AFP

L'ancien commandant musulman de Srebrenica Naser Oric acquitté en appel au TPI

jeudi 3 jui, 13 h 49

LA HAYE (AFP) - L'ancien commandant de l'armée bosniaque Naser Oric, l'un des rares Musulmans de Bosnie à être jugés par le Tribunal pénal international (TPI) pour l'ex-Yougoslavie, "héros" de Srebrenica pour sa communauté, a été acquitté définitivement jeudi en appel.

"La chambre d'appel annule le jugement (de la chambre de première instance) et déclare l'accusé non coupable", a déclaré le président Wolfgang Schomburg.

En juin 2006, en première instance, Naser Oric, 41 ans, avait été reconnu coupable de crimes de guerre pour n'avoir pas tenté de prévenir des mauvais traitements et meurtres commis contre la population serbe, alors qu'il avait eu connaissance de meurtres antérieurs.

Pour nombre de Bosniaques musulmans, il incarne la résistance à la persécution serbe, et des poèmes populaires sont encore chantés à sa gloire.

En première instance, il avait été jugé coupable pour des exactions commises en 1992 et 1993 par des hommes sous ses ordres contre des Serbes, en pleine guerre de Bosnie (1992-1995), et condamné à deux ans de prison.

Il avait cependant été remis en liberté immédiatement, après plus de trois ans en détention préventive.

Les juges avaient reconnu d'importantes circonstances atténuantes à ce commandant inexpérimenté, désigné à ce poste à 25 ans, en pleine tourmente, et avaient insisté sur les conditions de vie difficiles des milliers de Musulmans réfugiés à Srebrenica après le début de l'offensive serbe en 1992.

Des associations de victimes et d'anciens combattants serbes bosniaques ont crié jeudi leur déception, accusant le TPI de "partialité".

"Honte aux juges du tribunal de la Haye qui ont prononcé ce verdict", s'est exclamé Pantelija Curguz, président d'une association d'anciens combattants serbes bosniaques.

"Par cette approche (du TPI), on ne pourra pas aboutir à la réconciliation et à une vie commune en Bosnie", a affirmé Rajko Vasic, un haut responsable du SNSD, parti au pouvoir dans l'entité serbe de Bosnie.

Pour les survivants au génocide, c'est au contraire "une bonne chose et une petite part de justice", a estimé Munira Subasic, présidente d'une association de femmes musulmanes de Srebrenica.

La Serbie s'est indignée, estimant que l'acquittement de M. Oric "représente un nouveau coup très sérieux à la justice internationale", selon le Conseil national serbe pour la coopération avec le TPI.

Le TPI accuse la Serbie de manque de coopération avec le TPI, qui réclame encore trois accusés, dont l'ancien chef militaire des Serbes de Bosnie Ratko Mladic, et son mentor politique Radovan Karadzic.

M. Oric avait plaidé non coupable et fait appel du jugement de la chambre de première instance, tout comme le procureur, qui avait requis 18 ans de prison.

En entendant la décision de la chambre, M. Oric a souri.

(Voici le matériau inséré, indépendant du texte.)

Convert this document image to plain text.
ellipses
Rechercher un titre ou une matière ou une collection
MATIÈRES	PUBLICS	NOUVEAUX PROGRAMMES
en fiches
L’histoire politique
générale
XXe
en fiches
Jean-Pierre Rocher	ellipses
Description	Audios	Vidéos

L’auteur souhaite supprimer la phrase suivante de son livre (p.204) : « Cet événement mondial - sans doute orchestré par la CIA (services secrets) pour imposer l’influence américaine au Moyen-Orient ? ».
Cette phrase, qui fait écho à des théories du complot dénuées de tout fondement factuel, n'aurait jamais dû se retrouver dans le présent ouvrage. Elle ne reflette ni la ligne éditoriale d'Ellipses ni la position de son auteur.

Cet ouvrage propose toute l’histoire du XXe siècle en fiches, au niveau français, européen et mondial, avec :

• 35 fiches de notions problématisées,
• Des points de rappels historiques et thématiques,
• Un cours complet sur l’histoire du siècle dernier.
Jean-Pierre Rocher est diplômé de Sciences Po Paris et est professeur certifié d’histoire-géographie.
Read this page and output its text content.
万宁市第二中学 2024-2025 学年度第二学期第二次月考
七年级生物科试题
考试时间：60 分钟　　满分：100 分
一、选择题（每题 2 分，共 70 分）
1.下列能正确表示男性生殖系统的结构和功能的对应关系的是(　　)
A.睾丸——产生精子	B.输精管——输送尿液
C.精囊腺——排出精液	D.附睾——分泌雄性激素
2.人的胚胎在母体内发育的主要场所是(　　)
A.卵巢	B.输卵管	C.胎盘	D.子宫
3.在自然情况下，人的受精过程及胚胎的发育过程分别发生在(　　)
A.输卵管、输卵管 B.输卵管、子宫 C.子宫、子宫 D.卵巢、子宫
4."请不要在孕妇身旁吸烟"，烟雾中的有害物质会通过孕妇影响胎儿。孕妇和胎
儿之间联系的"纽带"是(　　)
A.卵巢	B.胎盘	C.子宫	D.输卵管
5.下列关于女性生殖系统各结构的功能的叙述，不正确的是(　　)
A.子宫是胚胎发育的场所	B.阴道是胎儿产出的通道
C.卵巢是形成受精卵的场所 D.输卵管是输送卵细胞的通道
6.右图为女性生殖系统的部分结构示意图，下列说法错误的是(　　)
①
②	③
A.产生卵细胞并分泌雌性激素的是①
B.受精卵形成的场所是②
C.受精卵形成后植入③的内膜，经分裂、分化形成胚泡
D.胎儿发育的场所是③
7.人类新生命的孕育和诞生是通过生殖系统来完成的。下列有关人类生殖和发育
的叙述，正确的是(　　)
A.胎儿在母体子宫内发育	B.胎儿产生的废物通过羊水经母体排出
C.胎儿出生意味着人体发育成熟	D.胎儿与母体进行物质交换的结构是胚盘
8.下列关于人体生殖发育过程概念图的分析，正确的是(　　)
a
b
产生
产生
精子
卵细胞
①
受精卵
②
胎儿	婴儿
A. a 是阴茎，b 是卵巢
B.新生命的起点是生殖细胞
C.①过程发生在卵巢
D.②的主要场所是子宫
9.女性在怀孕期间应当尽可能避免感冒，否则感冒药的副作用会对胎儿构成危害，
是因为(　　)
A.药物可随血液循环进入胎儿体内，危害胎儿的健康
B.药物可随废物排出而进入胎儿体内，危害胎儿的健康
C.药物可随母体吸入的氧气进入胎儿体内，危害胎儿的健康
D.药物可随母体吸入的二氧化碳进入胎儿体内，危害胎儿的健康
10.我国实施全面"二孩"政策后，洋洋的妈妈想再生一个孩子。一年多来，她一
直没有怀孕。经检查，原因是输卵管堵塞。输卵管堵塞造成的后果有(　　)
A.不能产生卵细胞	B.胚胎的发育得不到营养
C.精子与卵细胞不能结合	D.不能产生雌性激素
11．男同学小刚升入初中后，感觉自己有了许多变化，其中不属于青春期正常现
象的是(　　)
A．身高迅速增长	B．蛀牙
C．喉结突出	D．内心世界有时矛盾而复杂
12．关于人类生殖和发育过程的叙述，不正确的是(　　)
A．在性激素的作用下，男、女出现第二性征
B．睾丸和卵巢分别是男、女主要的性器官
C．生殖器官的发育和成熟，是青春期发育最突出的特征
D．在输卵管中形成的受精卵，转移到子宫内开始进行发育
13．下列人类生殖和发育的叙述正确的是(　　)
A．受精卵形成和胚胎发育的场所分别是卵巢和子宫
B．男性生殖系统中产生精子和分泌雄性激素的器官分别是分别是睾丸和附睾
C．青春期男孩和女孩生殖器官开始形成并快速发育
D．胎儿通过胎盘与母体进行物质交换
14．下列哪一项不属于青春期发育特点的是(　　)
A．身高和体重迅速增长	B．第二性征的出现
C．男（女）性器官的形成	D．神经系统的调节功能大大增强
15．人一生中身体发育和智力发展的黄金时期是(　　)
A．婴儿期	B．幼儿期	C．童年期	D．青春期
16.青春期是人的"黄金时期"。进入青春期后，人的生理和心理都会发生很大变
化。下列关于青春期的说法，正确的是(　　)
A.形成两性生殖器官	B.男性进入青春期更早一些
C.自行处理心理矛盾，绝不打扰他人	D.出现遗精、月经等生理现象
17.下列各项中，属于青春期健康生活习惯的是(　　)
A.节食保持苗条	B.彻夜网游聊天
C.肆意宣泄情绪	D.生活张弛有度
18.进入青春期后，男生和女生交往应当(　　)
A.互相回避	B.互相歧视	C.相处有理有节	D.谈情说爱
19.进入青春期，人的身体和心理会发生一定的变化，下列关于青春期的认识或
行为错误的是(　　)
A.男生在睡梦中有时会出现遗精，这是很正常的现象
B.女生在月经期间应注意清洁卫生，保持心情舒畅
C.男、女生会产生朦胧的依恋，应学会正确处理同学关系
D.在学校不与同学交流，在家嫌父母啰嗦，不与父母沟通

A la sortie de la salle d'audience, il s'est dit "très heureux, bien sûr".

"Nous nous y attendions, comme tous ceux qui ont suivi le procès", a-t-il poursuivi, défendant les actes de ses hommes.

"Nous étions totalement assiégés. Nous nous battions pour survivre, pour rester en vie. C'est incomparable avec d'autres événements, car nous vivions dans des circonstances spéciales", a-t-il expliqué.

Selon les juges de la chambre d'appel, le procureur n'est pas parvenu à déterminer la culpabilité de son seul adjoint identifié, Atif Krdzic, ou à prouver que M. Oric était au courant des crimes commis.

Or, selon les juges, ces deux éléments sont essentiels pour condamner un supérieur pour les actes de ses subordonnés.

Selon la chambre d'appel, il n'y a cependant pas de doutes que des crimes graves ont été commis contre des Serbes détenus à Srebrenica, mais "la preuve que ces crimes ont été commis ne suffit pas pour condamner une personne pour ces crimes", ont estimé les juges.

En juillet, Srebrenica fut le théâtre d'un génocide qui coûta la vie à quelque 8.000 hommes et garçons musulmans, massacrés par les troupes serbes.

En 1992, la ville avait été submergée par des milliers de réfugiés musulmans fuyant l'offensive serbe. La ville avait été coupée du monde et l'approvisionnement en nourriture et médicaments avait été réduit au minimum.